Attachment

A few days into 2015, things we have all thought about, eat better, exercise, get our finances and home in order, and so many other resolutions.

Now is the perfect time to purge when cleaning out your closets and dresser drawers, the kitchen cupboards, trunks and any other nook or cranny with stuff in it.

But we grow an attachment to things.  The question of if there was a fire or natural disaster, other than the people in the building, what would you grab to save.  The stapler or the photo of your deceased grandparents.  The oven mitt or the memento your spouse bought you on your honeymoon.  Which in fact could be the oven mitt.  lol

Why are we so attached to people, places and things?  In my quest to be free, this has been something I have been working on and probably always will.  I am a very sentimental person.  I am a scrapbooker.  With the invention of Google Cloud, my photography hobby and digital camera take it to a whole new level of obsession with capturing moments (and hopefully living in the moment too).  I was my High School Class Historian.

We have those rare moments of energy that are like no other and we try so hard to hold the butterfly in our hand.  But you do have to let go as Elsa on Frozen reminds us.  For a long time, I begged people to tell me how to let go.  That is probably my worst flaw.  I don’t forget the things that hurt, I relish in the things I love and as much as I purge things from my house, it always ends up accumulating again.  But I stick to the one thing in, one thing out just so I don’t turn into a hoarder or something.
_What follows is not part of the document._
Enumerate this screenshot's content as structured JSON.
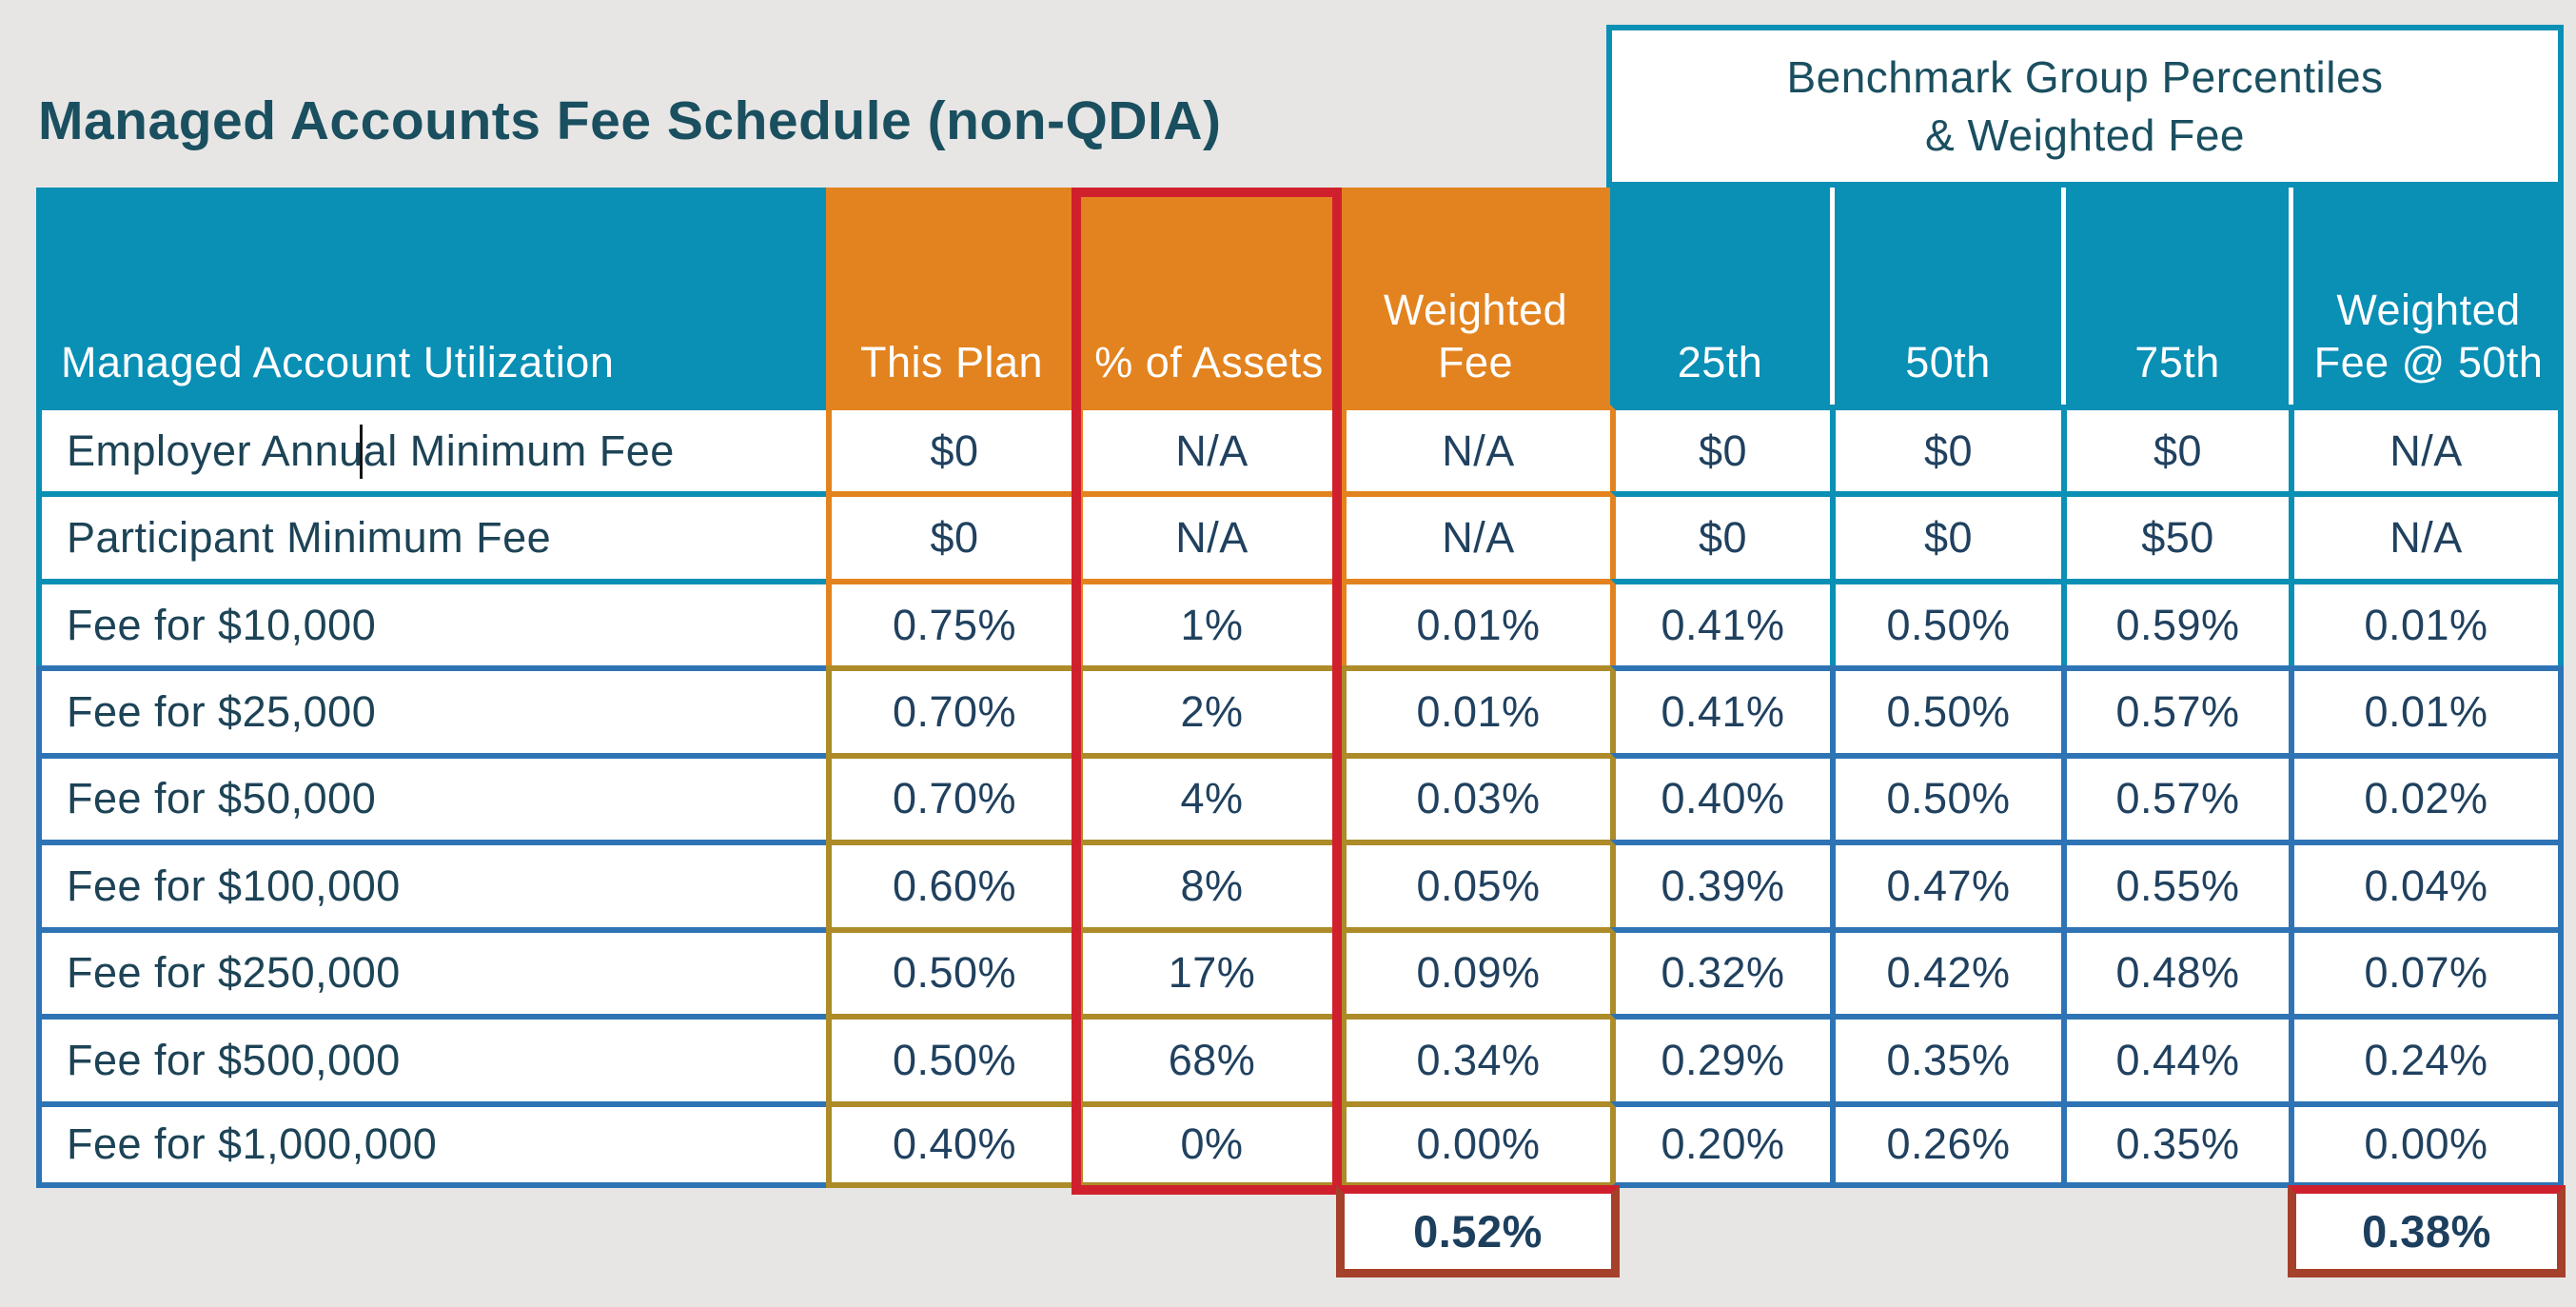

I’ve been attached to people.  People who were my close friends, my loves, my family.  But they move away or we have a fight or they pass away.  People are meant to be in your life for a reason and for only so long.  Unfortunately, when those moments are over, they are taken away.  What you are left with is yourself.  So that makes sense right?  Except that this past year, even the me I knew was changing at a rapid pace.  I was in a relationship and my body was going thru so many health issues all at once.  Sometimes it was overwhelming.  Just glad my boyfriend is patient with me and letting me work out all my baggage, issues and bugs.  I was attached to being single even though I desperately wanted a relationship.  It takes time to adjust after all that time of doing things on my own and now I have to (and want to) care about another.  I think we all (and should be) attached to good health.  But when you are not, what you need to do is hitch your star to HOPE.   One thing I have learned in the past year is that all earthly things, people and even places are not to attach to.  I attach to God.  He is okay with that.  He is always there and won’t let me down.

When we say Let GO and Let God, I guess that means you HAVE to let go of the earthly things but if you attach to him, all will be well in the end.